Dungeons & Dragons’ flirtation with war and imperialism shouldn’t be surprising. The first box set was entitled, “Dungeons & Dragons: Rules for Fantastic Medieval Wargames Campaigns Playable with Paper and Pencil and Miniature Figurines” and focused on scaffolding combat. But D&D does not engage with violence critically. In war games, players interact with armies on the group level. Individuals are nothing more than miniatures and stat blocks to be sacrificed if needed to win the battle. The success of the military is paramount. The lives of ‘the enemy’ are even less important, dehumanized to targets that must be eliminated. D&D, with its wargaming origins, not only perpetuates, but encourages this apathetic view of life as nothing more than a currency to be spent.
Our imaginations are a site of political struggle, making TTRPGs a space with revolutionary potential.
Even today, as Hasbro claims that “D&D is a game that focuses on storytelling”, the game cannot seem to escape the notion that war is inevitable, or at the very least, that the threat of war hangs above the story like the Sword of Damocles.

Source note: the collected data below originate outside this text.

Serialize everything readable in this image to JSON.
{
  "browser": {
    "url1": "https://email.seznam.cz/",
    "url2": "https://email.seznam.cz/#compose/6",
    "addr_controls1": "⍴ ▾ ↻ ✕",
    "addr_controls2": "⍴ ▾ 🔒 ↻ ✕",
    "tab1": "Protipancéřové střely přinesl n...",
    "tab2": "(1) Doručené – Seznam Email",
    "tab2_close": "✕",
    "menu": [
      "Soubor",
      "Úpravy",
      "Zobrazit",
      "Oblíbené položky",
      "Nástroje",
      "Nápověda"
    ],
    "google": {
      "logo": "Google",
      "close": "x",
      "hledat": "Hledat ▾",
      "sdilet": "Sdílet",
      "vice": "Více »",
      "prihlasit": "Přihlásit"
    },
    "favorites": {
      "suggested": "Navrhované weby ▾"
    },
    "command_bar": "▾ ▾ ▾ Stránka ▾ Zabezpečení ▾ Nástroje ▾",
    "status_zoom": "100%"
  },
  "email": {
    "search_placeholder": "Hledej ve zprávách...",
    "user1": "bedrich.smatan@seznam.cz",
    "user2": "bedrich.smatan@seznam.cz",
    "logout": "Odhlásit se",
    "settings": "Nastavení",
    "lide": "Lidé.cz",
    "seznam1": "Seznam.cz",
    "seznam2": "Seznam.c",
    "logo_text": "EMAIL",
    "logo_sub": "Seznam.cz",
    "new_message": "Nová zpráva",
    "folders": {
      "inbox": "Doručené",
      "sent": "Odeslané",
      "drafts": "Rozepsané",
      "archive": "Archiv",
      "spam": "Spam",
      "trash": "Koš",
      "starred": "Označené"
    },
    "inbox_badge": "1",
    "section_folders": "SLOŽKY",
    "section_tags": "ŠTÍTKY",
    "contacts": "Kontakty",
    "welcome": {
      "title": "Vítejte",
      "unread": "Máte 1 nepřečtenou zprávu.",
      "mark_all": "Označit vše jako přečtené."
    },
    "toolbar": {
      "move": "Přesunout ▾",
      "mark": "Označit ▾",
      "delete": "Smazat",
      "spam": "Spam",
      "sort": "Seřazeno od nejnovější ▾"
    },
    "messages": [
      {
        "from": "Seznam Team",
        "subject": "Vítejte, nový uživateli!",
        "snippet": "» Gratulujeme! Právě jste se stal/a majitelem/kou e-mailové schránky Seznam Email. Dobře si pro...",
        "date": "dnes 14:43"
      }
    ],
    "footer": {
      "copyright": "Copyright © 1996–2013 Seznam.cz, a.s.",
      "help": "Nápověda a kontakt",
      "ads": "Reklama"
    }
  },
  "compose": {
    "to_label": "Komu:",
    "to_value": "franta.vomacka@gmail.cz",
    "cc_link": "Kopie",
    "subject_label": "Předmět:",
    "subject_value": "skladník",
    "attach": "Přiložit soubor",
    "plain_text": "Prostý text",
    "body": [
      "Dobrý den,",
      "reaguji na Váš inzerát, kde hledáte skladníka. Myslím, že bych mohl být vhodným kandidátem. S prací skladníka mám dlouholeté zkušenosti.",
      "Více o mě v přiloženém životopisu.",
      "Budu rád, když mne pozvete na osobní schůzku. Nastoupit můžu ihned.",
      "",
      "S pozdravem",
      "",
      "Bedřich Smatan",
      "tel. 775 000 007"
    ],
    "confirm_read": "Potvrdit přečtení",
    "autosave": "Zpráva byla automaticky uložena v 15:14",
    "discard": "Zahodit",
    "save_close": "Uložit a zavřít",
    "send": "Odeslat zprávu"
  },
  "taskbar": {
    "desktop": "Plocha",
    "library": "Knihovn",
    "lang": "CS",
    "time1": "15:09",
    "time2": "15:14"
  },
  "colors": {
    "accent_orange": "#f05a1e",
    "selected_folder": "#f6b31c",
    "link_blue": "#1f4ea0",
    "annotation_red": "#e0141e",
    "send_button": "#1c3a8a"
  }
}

From the very first choices players make, the game suggests that violence and combat are not just an option, but rather the most readily available and effective one. D&D’s mechanics and the assumptions of its world encourage a combat-as-default mindset. The possibility of violent escalation haunts every aspect of play, and the supposed inevitability of violence stubbornly looms over every choice. War is never something the players are allowed to forgo entirely.
D&D is not the only TTRPG that uses militaristic logic or treats enemy combatants as nothing more than fodder for the players’ violence. Pathfinder, arguably D&D’s largest competitor, perpetuates the same militaristic assumptions as its predecessor. Similarly, Shadow of the Demon Lord, one of DriveThruRPG’s most popular games, invites players to kill horde after horde of demons. Meanwhile, on itch.io, popular TTRPGs include the shooter-inspired LUMEN, which describes enemies as existing solely because “[t]he PCs need something to kill.” There are consequences to the fact that many TTRPGs ask us to play within the constraints of their unquestioning violence. If games are limited and bound by militaristic logic, we risk those imaginary constraints bleeding insidiously into our lives outside of play. We need only look at the TTRPG industry to see this in action.
This doesn’t mean we can never engage with these themes, lest we become imperialists. Violence is a means to an end and violent resistance to oppressive systems is historically how political progress has been made.